Segundo a equipe econômica, a prioridade é combater a inflação, reduzir o déficit público e recuperar a confiança dos investidores.

O governo também afirma que os efeitos mais duros do ajuste seriam temporários e que a estabilização da economia deverá permitir melhora gradual das condições de vida da população.

Nos últimos meses, indicadores oficiais mostraram desaceleração da inflação em relação aos níveis registrados antes da posse de Milei, embora o custo de vida continue elevado para grande parte da população.

Críticos apontam aumento das dificuldades sociais

Sindicatos e movimentos sociais afirmam que a redução da inflação, por si só, ainda não foi suficiente para melhorar a renda das famílias.

Segundo as entidades, aposentadorias, salários e benefícios sociais perderam capacidade de compra, enquanto alimentos, aluguel, medicamentos e serviços continuam pressionando o orçamento dos argentinos.

Os organizadores dos protestos também defendem a retomada das negociações salariais e políticas públicas voltadas para os setores mais vulneráveis.

Como a economia argentina chegou a esse cenário?

A crise econômica da Argentina não começou no atual governo.

Nas últimas décadas, o país enfrentou sucessivos períodos de inflação elevada, aumento da dívida pública, desvalorização da moeda, restrições cambiais e dificuldades para atrair investimentos.

Quando assumiu a Presidência, Javier Milei encontrou um cenário de inflação anual extremamente elevada, forte desequilíbrio fiscal e reservas internacionais pressionadas.

Sua resposta foi adotar um programa de ajuste econômico considerado um dos mais rigorosos da história recente do país.

O que pode acontecer agora?

Os protestos indicam que a pressão social sobre o governo pode aumentar caso a recuperação econômica demore a chegar ao cotidiano da população.

Especialistas avaliam que Milei enfrenta o desafio de equilibrar dois objetivos difíceis ao mesmo tempo: manter o ajuste fiscal e reduzir a inflação sem aprofundar as perdas de renda dos trabalhadores e aposentados.

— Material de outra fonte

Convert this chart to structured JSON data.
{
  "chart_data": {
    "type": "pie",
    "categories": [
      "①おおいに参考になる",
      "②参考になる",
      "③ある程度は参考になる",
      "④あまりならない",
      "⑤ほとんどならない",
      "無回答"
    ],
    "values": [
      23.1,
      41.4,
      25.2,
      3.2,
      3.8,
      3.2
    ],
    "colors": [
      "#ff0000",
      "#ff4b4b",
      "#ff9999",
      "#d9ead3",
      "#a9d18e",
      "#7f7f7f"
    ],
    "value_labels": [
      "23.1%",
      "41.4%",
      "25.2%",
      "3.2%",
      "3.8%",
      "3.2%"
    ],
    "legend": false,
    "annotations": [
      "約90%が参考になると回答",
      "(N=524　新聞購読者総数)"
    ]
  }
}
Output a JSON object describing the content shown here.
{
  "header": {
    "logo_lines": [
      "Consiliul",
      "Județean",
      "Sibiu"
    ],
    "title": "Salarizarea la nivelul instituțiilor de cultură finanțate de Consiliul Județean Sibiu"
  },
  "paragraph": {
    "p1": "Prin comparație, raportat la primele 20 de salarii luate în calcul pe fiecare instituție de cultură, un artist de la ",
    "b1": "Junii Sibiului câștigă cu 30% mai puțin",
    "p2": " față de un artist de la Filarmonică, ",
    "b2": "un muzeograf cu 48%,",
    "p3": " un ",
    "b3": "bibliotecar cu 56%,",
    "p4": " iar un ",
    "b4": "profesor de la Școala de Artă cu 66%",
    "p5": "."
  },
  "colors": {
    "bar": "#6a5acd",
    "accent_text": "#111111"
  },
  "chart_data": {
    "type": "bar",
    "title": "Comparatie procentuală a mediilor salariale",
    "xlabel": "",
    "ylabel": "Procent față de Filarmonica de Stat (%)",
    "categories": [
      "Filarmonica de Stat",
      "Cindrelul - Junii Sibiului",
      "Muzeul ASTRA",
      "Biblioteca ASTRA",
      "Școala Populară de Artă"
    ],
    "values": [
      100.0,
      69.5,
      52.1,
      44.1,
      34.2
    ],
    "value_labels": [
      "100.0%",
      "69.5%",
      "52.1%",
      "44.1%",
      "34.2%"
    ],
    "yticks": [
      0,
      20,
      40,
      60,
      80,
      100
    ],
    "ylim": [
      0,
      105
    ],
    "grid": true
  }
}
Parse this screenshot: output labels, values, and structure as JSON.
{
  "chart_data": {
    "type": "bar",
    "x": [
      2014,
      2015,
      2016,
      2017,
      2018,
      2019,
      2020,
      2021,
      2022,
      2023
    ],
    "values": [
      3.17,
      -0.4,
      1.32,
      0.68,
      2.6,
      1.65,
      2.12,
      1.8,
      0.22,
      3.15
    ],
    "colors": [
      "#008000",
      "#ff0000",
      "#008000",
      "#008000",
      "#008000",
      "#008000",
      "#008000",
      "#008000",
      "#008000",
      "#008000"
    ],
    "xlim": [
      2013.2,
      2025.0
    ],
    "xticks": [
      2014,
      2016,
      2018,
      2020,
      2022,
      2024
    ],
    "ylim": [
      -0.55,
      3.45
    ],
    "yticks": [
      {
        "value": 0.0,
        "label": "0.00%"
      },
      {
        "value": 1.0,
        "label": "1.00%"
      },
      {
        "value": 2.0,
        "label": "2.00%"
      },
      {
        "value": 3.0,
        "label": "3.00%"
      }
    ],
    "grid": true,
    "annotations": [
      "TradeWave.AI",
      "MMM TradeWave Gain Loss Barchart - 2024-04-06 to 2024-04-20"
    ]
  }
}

A evolução dos indicadores econômicos e a resposta do governo às reivindicações devem continuar no centro do debate político argentino nos próximos meses.

Entenda o contexto

A Argentina atravessa uma das fases econômicas mais delicadas de sua história recente. Após anos de inflação elevada, desequilíbrio fiscal e sucessivas crises cambiais, o presidente Javier Milei implementou um amplo programa de ajuste para reorganizar as contas públicas.

As medidas ajudaram a reduzir o ritmo da inflação em relação aos níveis anteriores, mas também provocaram críticas devido aos impactos sobre salários, aposentadorias e programas sociais.

Enquanto o governo defende que os sacrifícios atuais são necessários para garantir estabilidade econômica no futuro, opositores afirmam que o custo da recuperação está recaindo principalmente sobre a população de menor renda.

Os protestos mostram que o debate sobre os efeitos das reformas continua intenso e deve permanecer como um dos principais temas da política argentina.